Early microcirculatory stasis in acute gastric mucosal injury in the rat and prevention by 16,16-dimethyl prostaglandin E2 or sodium thiosulfate.

We used in vivo microscopy and laser-Doppler velocimetry to examine the effects on the gastric mucosal microcirculation and in gastric mucosal blood flow of agents that induce acute gastric mucosal damage. In vivo microscopic observation of superficial mucosal capillaries revealed vascular stasis within a mean of 54, 81, or 61 s after 100% ethanol, 0.6 N HCl, or 0.2 N NaOH, with the subsequent development of hemorrhagic mucosal lesions. Mucosal blood flow estimated by laser-Doppler velocimetry decreased by 30% at 5 min after luminal application of 100% ethanol, and decreased further to about 40% of basal levels by 15 min. The decreased mucosal blood flow 15 min after application of 50% ethanol correlated with the extent of hemorrhagic mucosal lesions. Examination of the submucosal vessels that supply and drain the mucosa showed moderate dilation of small arterioles 1, 3, and 6 min after exposure to 100% ethanol but there were no consistent changes in venules.
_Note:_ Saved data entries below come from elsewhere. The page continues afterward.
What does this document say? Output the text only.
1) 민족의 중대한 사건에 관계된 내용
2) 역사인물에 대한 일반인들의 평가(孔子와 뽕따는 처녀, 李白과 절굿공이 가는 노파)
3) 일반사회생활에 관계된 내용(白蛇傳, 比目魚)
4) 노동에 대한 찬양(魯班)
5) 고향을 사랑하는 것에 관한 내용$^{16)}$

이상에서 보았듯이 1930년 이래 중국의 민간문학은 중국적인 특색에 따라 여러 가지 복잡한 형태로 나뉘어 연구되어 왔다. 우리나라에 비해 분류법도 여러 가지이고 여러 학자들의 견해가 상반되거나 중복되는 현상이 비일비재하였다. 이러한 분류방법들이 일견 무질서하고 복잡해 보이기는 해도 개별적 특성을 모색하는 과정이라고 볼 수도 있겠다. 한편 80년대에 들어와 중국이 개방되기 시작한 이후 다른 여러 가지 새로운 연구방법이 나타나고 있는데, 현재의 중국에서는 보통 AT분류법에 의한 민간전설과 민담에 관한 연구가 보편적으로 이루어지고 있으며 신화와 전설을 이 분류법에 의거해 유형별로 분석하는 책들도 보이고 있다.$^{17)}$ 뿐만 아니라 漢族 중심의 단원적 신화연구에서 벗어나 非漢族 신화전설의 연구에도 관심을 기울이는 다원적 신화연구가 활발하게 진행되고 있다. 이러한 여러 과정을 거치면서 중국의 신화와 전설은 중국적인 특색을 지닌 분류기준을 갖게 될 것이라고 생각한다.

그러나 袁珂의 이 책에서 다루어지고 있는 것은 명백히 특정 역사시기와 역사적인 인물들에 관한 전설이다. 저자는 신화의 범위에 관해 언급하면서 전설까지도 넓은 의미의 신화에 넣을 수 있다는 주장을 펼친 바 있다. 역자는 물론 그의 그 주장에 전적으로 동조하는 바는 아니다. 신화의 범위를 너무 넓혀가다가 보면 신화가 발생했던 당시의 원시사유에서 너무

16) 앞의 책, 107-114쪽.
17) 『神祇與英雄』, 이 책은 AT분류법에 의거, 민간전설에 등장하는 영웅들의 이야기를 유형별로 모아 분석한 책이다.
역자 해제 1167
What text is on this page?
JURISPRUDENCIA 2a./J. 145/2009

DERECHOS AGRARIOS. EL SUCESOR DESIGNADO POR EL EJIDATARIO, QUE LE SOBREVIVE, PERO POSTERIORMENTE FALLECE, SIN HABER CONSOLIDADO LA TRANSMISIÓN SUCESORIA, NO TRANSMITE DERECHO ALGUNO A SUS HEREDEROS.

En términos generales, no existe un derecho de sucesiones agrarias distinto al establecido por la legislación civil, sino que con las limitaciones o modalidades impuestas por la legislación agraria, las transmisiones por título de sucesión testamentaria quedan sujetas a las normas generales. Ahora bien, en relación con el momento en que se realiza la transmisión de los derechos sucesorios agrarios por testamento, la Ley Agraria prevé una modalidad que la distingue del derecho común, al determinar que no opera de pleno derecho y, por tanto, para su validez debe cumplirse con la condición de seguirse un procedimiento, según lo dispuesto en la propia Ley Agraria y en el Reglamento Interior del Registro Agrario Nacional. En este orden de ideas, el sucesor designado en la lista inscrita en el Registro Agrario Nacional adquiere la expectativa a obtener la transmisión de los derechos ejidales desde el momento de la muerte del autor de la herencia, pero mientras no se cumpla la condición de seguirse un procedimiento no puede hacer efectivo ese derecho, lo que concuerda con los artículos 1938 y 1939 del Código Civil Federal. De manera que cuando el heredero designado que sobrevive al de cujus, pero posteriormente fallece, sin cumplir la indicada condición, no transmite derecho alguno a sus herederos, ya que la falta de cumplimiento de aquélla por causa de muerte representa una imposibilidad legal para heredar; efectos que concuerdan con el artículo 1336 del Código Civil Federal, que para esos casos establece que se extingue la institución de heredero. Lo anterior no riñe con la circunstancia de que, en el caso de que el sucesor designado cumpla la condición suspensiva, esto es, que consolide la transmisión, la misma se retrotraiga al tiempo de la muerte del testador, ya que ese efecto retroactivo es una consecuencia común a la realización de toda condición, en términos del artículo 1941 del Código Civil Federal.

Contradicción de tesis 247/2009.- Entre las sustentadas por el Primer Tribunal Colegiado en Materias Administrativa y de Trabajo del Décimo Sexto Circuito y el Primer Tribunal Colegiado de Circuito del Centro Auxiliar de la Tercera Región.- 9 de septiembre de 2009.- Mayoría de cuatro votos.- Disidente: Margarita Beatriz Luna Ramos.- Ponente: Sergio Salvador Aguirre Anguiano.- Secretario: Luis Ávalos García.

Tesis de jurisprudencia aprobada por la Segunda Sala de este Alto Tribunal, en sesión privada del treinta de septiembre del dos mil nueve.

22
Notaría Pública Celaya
Mild vasoconstriction of small- and medium-sized venules could be detected 6, 10, and 15 min after NaOH but not after exposure to HCl. Pretreatment with 16,16-dimethyl prostaglandin E2 or sodium thiosulfate before exposure of the mucosa to ethanol prevented capillary stasis, maintained mucosal blood flow, and prevented the development of hemorrhagic gastric mucosal lesions. Topical mucosal application of 16,16-dimethyl prostaglandin E2 decreased, whereas topical exposure to sodium thiosulfate increased gastric mucosal blood flow, indicating that change in blood flow per se is an unlikely mediator of protection.